0

I need to extract .tex files from multiple .gz files that are inside a single .tar file. I wrote some code that does this successfully, but I am unzipping the .tar and every .gz file. Is there a way to avoid doing so much unzipping? I would like to navigate straight to the .tex files and only extract these.
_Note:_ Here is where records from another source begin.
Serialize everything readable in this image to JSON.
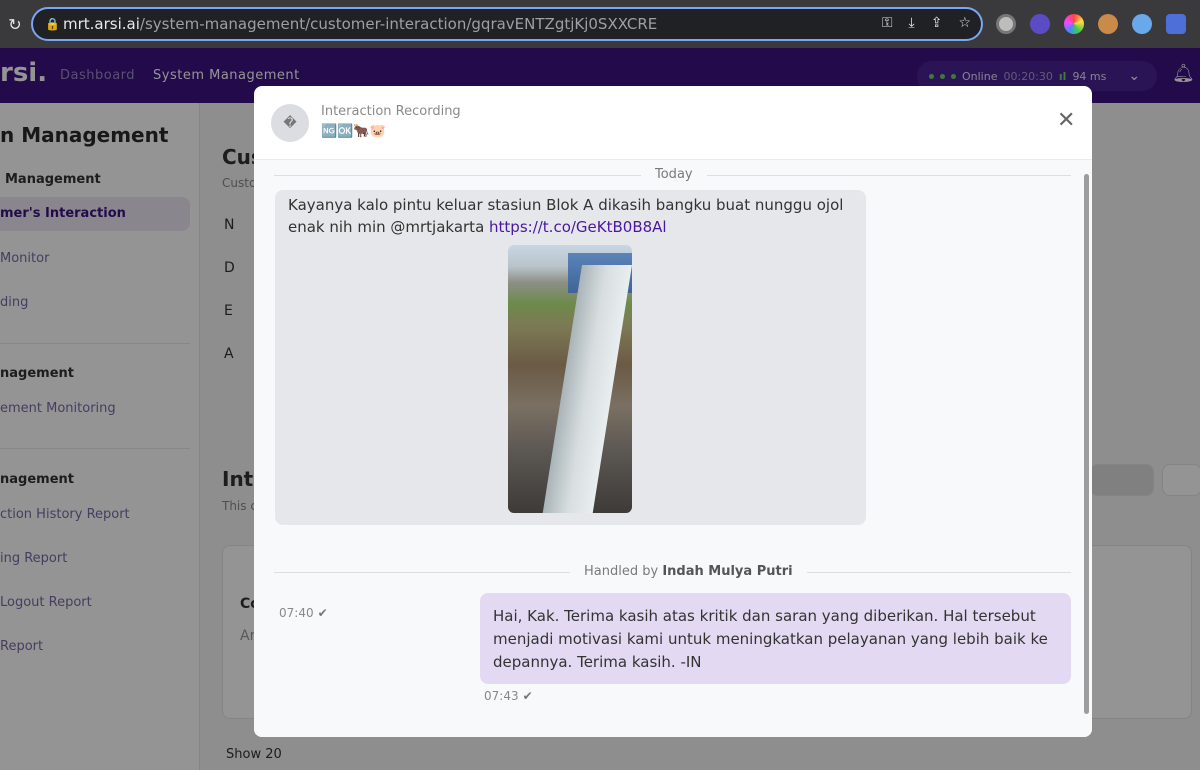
{
  "browser": {
    "url_domain": "mrt.arsi.ai",
    "url_path": "/system-management/customer-interaction/gqravENTZgtjKj0SXXCRE"
  },
  "header": {
    "logo": "rsi.",
    "nav": {
      "dashboard": "Dashboard",
      "system": "System Management"
    },
    "status": {
      "label": "Online",
      "timer": "00:20:30",
      "latency": "94 ms"
    }
  },
  "sidebar": {
    "title": "n Management",
    "sections": [
      {
        "head": "Management",
        "items": [
          "mer's Interaction",
          "Monitor",
          "ding"
        ]
      },
      {
        "head": "nagement",
        "items": [
          "ement Monitoring"
        ]
      },
      {
        "head": "nagement",
        "items": [
          "ction History Report",
          "ing Report",
          "Logout Report",
          "Report"
        ]
      }
    ]
  },
  "main_bg": {
    "title_fragment": "Cus",
    "sub_fragment": "Custo",
    "section_fragment": "Inte",
    "section_sub": "This c",
    "card_fragment": "Co",
    "card_sub": "Ar",
    "rows": [
      "N",
      "D",
      "E",
      "A"
    ],
    "show": "Show 20"
  },
  "modal": {
    "title": "Interaction Recording",
    "subtitle": "🆖🆗🐂🐷",
    "avatar": "�",
    "close_icon": "close-icon",
    "day_label": "Today",
    "incoming": {
      "text": "Kayanya kalo pintu keluar stasiun Blok A dikasih bangku buat nunggu ojol enak nih min @mrtjakarta ",
      "link": "https://t.co/GeKtB0B8Al",
      "time": "07:40"
    },
    "handled_prefix": "Handled by",
    "handled_name": "Indah Mulya Putri",
    "outgoing": {
      "text": "Hai, Kak. Terima kasih atas kritik dan saran yang diberikan. Hal tersebut menjadi motivasi kami untuk meningkatkan pelayanan yang lebih baik ke depannya. Terima kasih. -IN",
      "time": "07:43"
    }
  },
  "colors": {
    "brand": "#3c1281",
    "incoming_bubble": "#e6e7ea",
    "outgoing_bubble": "#e3d9f2",
    "link": "#4a17a0"
  }
}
def extractFile(filename):
    tar = tarfile.open(filename)
    for item in tar:
        # Extract from .tar into 'temp' subfolder only if .gz
        if item.name.endswith('.gz'):
            item.name = os.path.basename(item.name) # reset path to remove parent directories like '0001'
            if not os.path.isdir('temp'):
                os.makedirs('temp')
            tar.extract(item, path='temp')
            # Extract from .gz into 'temp' subfolder only if .tex
            try: 
                gz = tarfile.open('temp/' + item.name, mode='r:gz')
                for file in gz:
                    if file.name.endswith('.tex'):
                        gz.extract(file, path='latex')
            except tarfile.ReadError:
                # Move to 'error' folder, ensuring it exists
                if not os.path.isdir('error'):
                    os.makedirs('error')
                os.rename('temp/' + item.name, 'error/' + item.name)
Ry-
  • 218,210
  • 55
  • 464
  • 476
brienna
  • 1,415
  • 1
  • 18
  • 45
  • There might not be. The tar format doesn’t have a list of files – you just have to keep reading through it to find what you’re looking for, and it looks like you’re already doing that. – Ry- Mar 04 '18 at 06:09
  • There's a getnames() function in the tarfile module. I tried playing around with this, but was unable to actually extract a file - but I could see the data within. So this made me think it might be possible to retrieve the file without unzipping everything, or at least saving everything. – brienna Mar 04 '18 at 06:11
  • You aren’t unzipping everything – `for item in tar` only loops over file info, same as `getnames`. Looping over that info still means moving through the whole file, though, because of how tar works. – Ry- Mar 04 '18 at 06:21
  • I don't want to save any individual .gz files to my computer. But I seem to have to, if I want to be able to access their contents. This is what I mean by unzipping. The actual file has to be extracted if I want to dig further into it, instead of being able to "hold" it while I dig into it. – brienna Mar 04 '18 at 06:24
  • 2
    Oh, okay. You can probably pass a `fileobj=…` into `tarfile.open` instead of a filename, then (https://docs.python.org/3/library/tarfile.html#tarfile.open), with [`extractfile`](https://docs.python.org/3/library/tarfile.html#tarfile.TarFile.extractfile) instead of `extract`. – Ry- Mar 04 '18 at 06:28
  • @Ryan: yes a fileobj that comes from `Gzip` object so decompression is transparent. But it seems that OP is doing even better. I don't understand what could be improved (except from dropping this ancient tar.gz format) – Jean-François Fabre Mar 04 '18 at 06:38
  • @Jean-FrançoisFabre: The fileobj would be the replacement for `temp` as requested. The part where gzip comes in doesn’t change. I don’t understand your comment. – Ry- Mar 04 '18 at 06:56

1 Answers1

1

I was able to answer my question with the help of the comments. (Thanks!) My code now extracts .tex files from multiple .gz files that are inside a single .tar file, without unzipping/saving each .gz file to the computer.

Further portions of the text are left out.